One of these, with an exterior circular staircase, is shown here.


Lyon was the home of the silk industry beginning in the 15th century, and Lyon was granted a monopoly for silk by Frances I. However, the industry was completely destroyed during the French Revolution; it recovered and reached its peak in the 19th century and still flourishes. With all the girls in the family, we had to enter the Boucher Soieries and buy many of the colorful silk items on display. Oh my! Having emptied our purses, we returned to the Viking Heimdal for lunch, shunning the full meal in dining solon for the light lunch in the lounge.


After lunch we boarded the coach for a 25-mile trip east of to Pérouges, which is billed as the 'Most Beautiful Village in France.' It is perched on a small hill that overlooks the plain of the Ain River. Pérouges was originally inhabited by Gallic craftsmen; mainly farmers and linen weavers who returned from Perugia in Italy in about 1167 and set up a commune, which was independent of lords. Until the end of the 18th century, the textile industry in Pérouges boomed. In the 19th century it was bypassed by roads and railroads and declined.

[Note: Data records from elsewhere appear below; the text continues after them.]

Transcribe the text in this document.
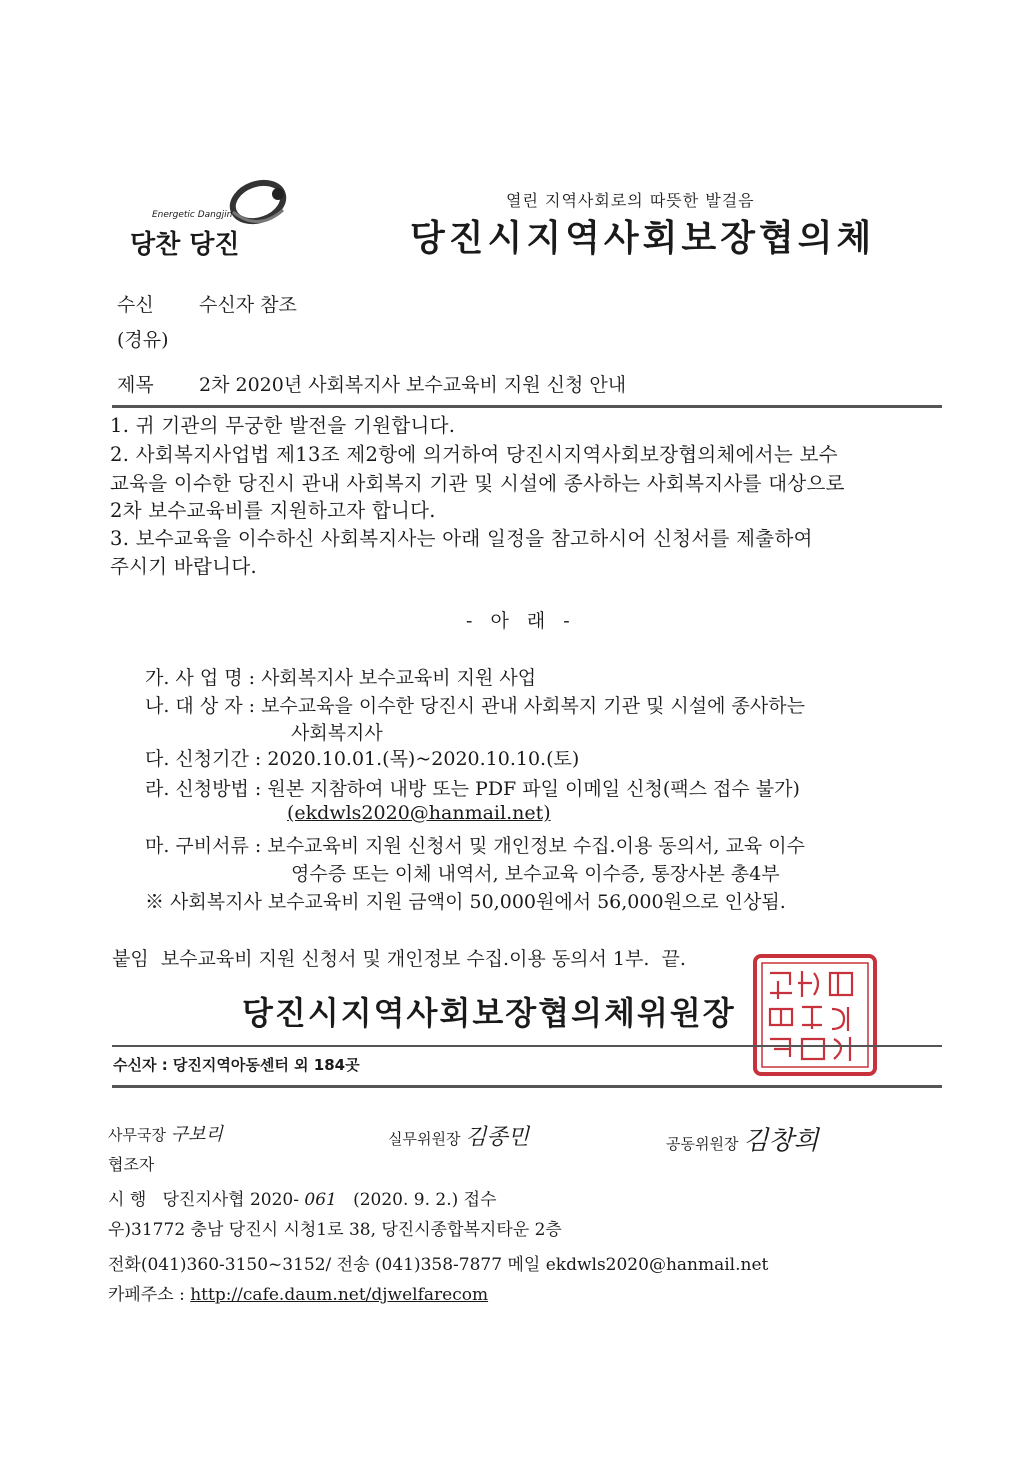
Energetic Dangjin
당찬 당진
열린 지역사회로의 따뜻한 발걸음
당진시지역사회보장협의체
수신 수신자 참조
(경유)
제목 2차 2020년 사회복지사 보수교육비 지원 신청 안내
1. 귀 기관의 무궁한 발전을 기원합니다.
2. 사회복지사업법 제13조 제2항에 의거하여 당진시지역사회보장협의체에서는 보수
교육을 이수한 당진시 관내 사회복지 기관 및 시설에 종사하는 사회복지사를 대상으로
2차 보수교육비를 지원하고자 합니다.
3. 보수교육을 이수하신 사회복지사는 아래 일정을 참고하시어 신청서를 제출하여
주시기 바랍니다.
- 아 래 -
가. 사 업 명 : 사회복지사 보수교육비 지원 사업
나. 대 상 자 : 보수교육을 이수한 당진시 관내 사회복지 기관 및 시설에 종사하는
사회복지사
다. 신청기간 : 2020.10.01.(목)~2020.10.10.(토)
라. 신청방법 : 원본 지참하여 내방 또는 PDF 파일 이메일 신청(팩스 접수 불가)
(ekdwls2020@hanmail.net)
마. 구비서류 : 보수교육비 지원 신청서 및 개인정보 수집.이용 동의서, 교육 이수
영수증 또는 이체 내역서, 보수교육 이수증, 통장사본 총4부
※ 사회복지사 보수교육비 지원 금액이 50,000원에서 56,000원으로 인상됨.
붙임 보수교육비 지원 신청서 및 개인정보 수집.이용 동의서 1부. 끝.
당진시지역사회보장협의체위원장
수신자 : 당진지역아동센터 외 184곳
사무국장 구보리	실무위원장 김종민	공동위원장 김창희
협조자
시 행 당진지사협 2020- 061 (2020. 9. 2.) 접수
우)31772 충남 당진시 시청1로 38, 당진시종합복지타운 2층
전화(041)360-3150~3152/ 전송 (041)358-7877 메일 ekdwls2020@hanmail.net
카페주소 : http://cafe.daum.net/djwelfarecom
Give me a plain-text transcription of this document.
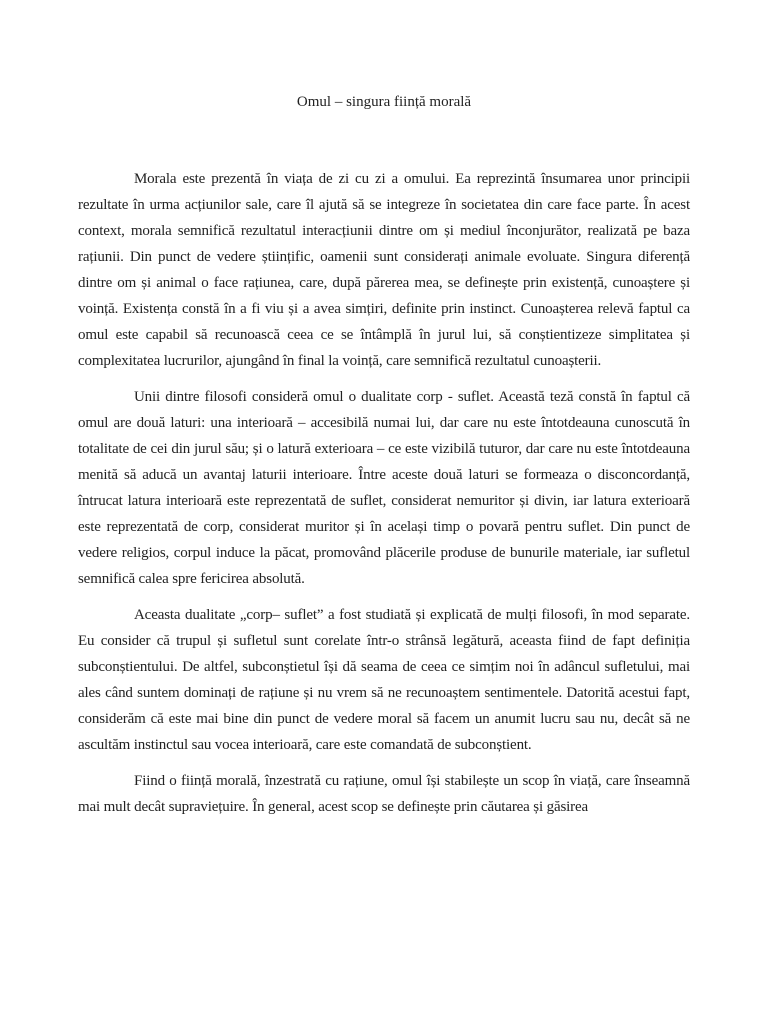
Omul – singura ființă morală

Morala este prezentă în viața de zi cu zi a omului. Ea reprezintă însumarea unor principii rezultate în urma acțiunilor sale, care îl ajută să se integreze în societatea din care face parte. În acest context, morala semnifică rezultatul interacțiunii dintre om și mediul înconjurător, realizată pe baza rațiunii. Din punct de vedere științific, oamenii sunt considerați animale evoluate. Singura diferență dintre om și animal o face rațiunea, care, după părerea mea, se definește prin existență, cunoaștere și voință. Existența constă în a fi viu și a avea simțiri, definite prin instinct. Cunoașterea relevă faptul ca omul este capabil să recunoască ceea ce se întâmplă în jurul lui, să conștientizeze simplitatea și complexitatea lucrurilor, ajungând în final la voință, care semnifică rezultatul cunoașterii.

Unii dintre filosofi consideră omul o dualitate corp - suflet. Această teză constă în faptul că omul are două laturi: una interioară – accesibilă numai lui, dar care nu este întotdeauna cunoscută în totalitate de cei din jurul său; și o latură exterioara – ce este vizibilă tuturor, dar care nu este întotdeauna menită să aducă un avantaj laturii interioare. Între aceste două laturi se formeaza o disconcordanță, întrucat latura interioară este reprezentată de suflet, considerat nemuritor și divin, iar latura exterioară este reprezentată de corp, considerat muritor și în același timp o povară pentru suflet. Din punct de vedere religios, corpul induce la păcat, promovând plăcerile produse de bunurile materiale, iar sufletul semnifică calea spre fericirea absolută.

Aceasta dualitate „corp– suflet” a fost studiată și explicată de mulți filosofi, în mod separate. Eu consider că trupul și sufletul sunt corelate într-o strânsă legătură, aceasta fiind de fapt definiția subconștientului. De altfel, subconștietul își dă seama de ceea ce simțim noi în adâncul sufletului, mai ales când suntem dominați de rațiune și nu vrem să ne recunoaștem sentimentele. Datorită acestui fapt, considerăm că este mai bine din punct de vedere moral să facem un anumit lucru sau nu, decât să ne ascultăm instinctul sau vocea interioară, care este comandată de subconștient.

Fiind o ființă morală, înzestrată cu rațiune, omul își stabilește un scop în viață, care înseamnă mai mult decât supraviețuire. În general, acest scop se definește prin căutarea și găsirea
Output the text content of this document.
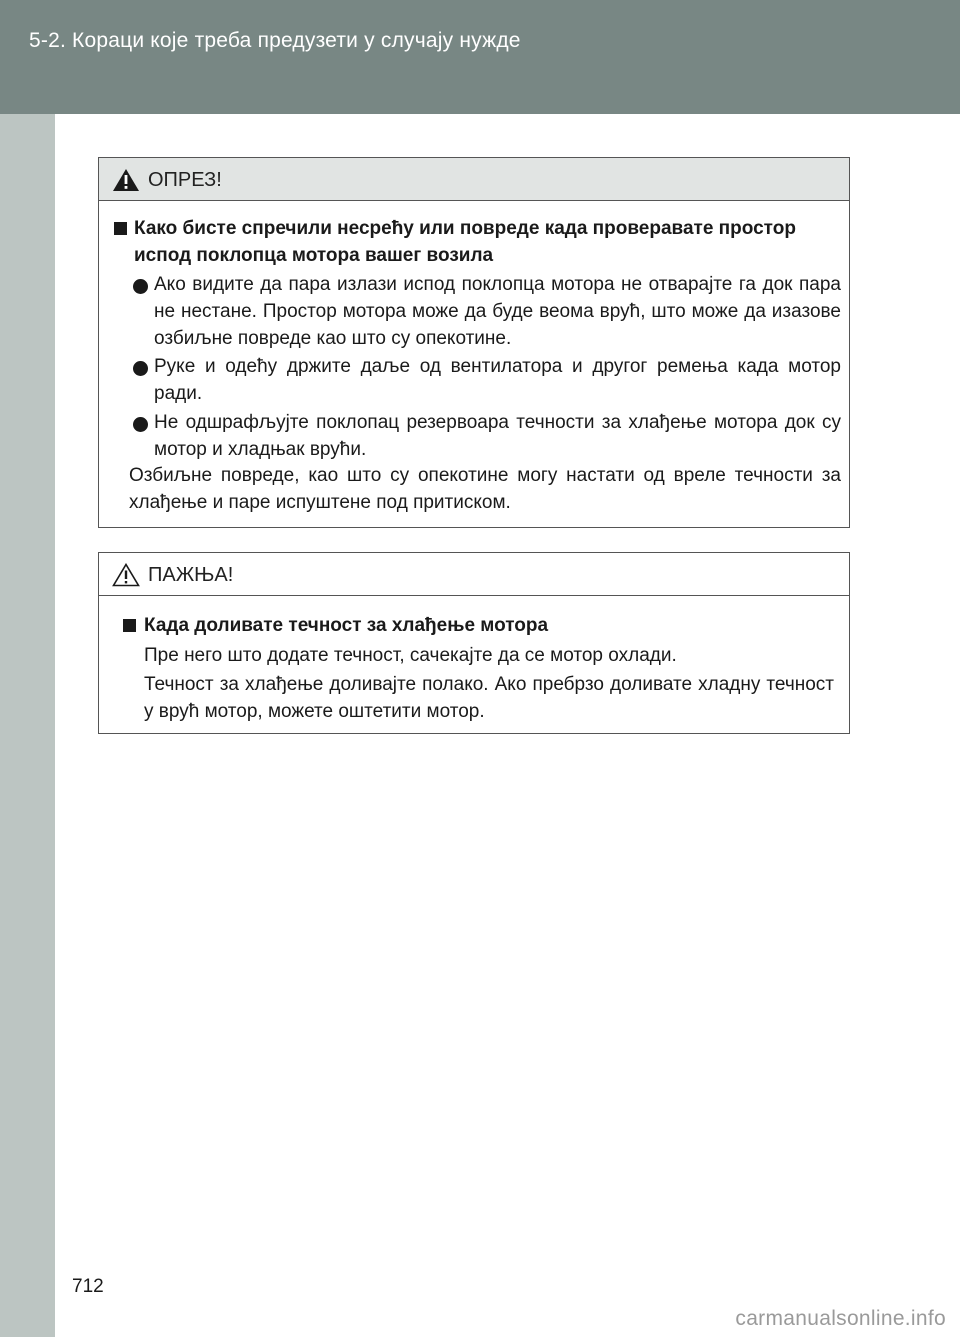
5-2. Кораци које треба предузети у случају нужде
ОПРЕЗ!
Како бисте спречили несрећу или повреде када проверавате простор испод поклопца мотора вашег возила
Ако видите да пара излази испод поклопца мотора не отварајте га док пара не нестане. Простор мотора може да буде веома врућ, што може да изазове озбиљне повреде као што су опекотине.
Руке и одећу држите даље од вентилатора и другог ремења када мотор ради.
Не одшрафљујте поклопац резервоара течности за хлађење мотора док су мотор и хладњак врући.
Озбиљне повреде, као што су опекотине могу настати од вреле течности за хлађење и паре испуштене под притиском.
ПАЖЊА!
Када доливате течност за хлађење мотора
Пре него што додате течност, сачекајте да се мотор охлади.
Течност за хлађење доливајте полако. Ако пребрзо доливате хладну течност у врућ мотор, можете оштетити мотор.
712
carmanualsonline.info
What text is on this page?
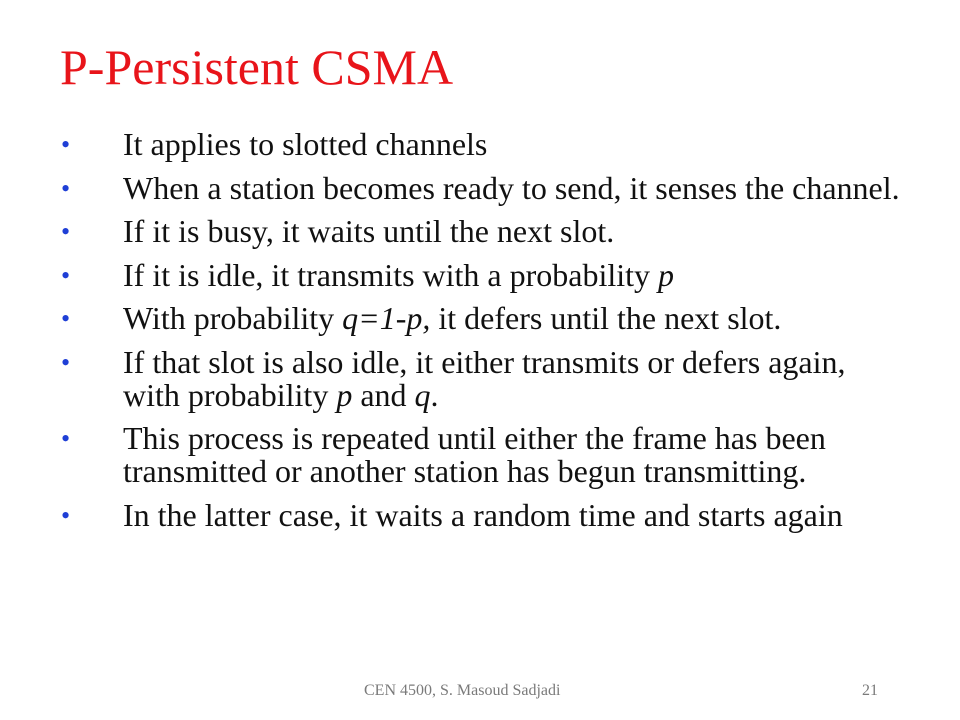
P-Persistent CSMA
•	It applies to slotted channels
•	When a station becomes ready to send, it senses the channel.
•	If it is busy, it waits until the next slot.
•	If it is idle, it transmits with a probability p
•	With probability q=1-p, it defers until the next slot.
•	If that slot is also idle, it either transmits or defers again, with probability p and q.
•	This process is repeated until either the frame has been transmitted or another station has begun transmitting.
•	In the latter case, it waits a random time and starts again
CEN 4500, S. Masoud Sadjadi	21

The population dropped 90 people; but starting in 1911, the town was restored and is now a tourist attraction. The town is used as a set for medieval and pre-revolution movies; The Three Musketeers was filmed in Pérouges. It currently has a population of about 1,500 and based on the signs in the real estate office window, a restored house can be bought for about $500,000.


We were dropped off by the coach below the village and walked up the hill and entered through the gate in the village wall. Our guide regaled us with the history of the village during our tour. Afterward, we wandered the cobbled streets, which are a bit hard on the ankles. The views of the countryside were terrific and to the east we could see Mont Blanc. The tour ended in the village square where we were also treated to a piece of Galette Perougienne, a sweet pastry served with clotted cream. This local delicacy was delicious with a cup of coffee at the bistro.

We then walked down the hill to our coach and were returned to the Viking Heimdal just in time for drinks in the lounge and the tail end of the presentation on the Lyon silk industry. We were offered a chance to purchase additional silk items.

Each evening at 7, we had our daily briefing by the Program Director in the lounge. He filled us in on the activities that were scheduled, both included and optional extras, for the next day. He also informed us that the Heimdal would get underway at 4:30 AM for the trip down the Rhône River to Vienne. Hooray! The chef gave us a preview of his specials for the evening, and we were off the dining room.

The next morning I had an early coffee in the lounge and watched the Viking Heimdal cruising down Le Rhône. It is interesting to note differences as we travel. In France it was two rivers -- Le Rhône is masculine and La Sône is feminine, go figure. These French language things are controlled by the Académie fran&ccdil;aise; vive la difference. When Kathy joined me, we went to the dining room for breakfast as the Heimdal docked right in the town of Vienne.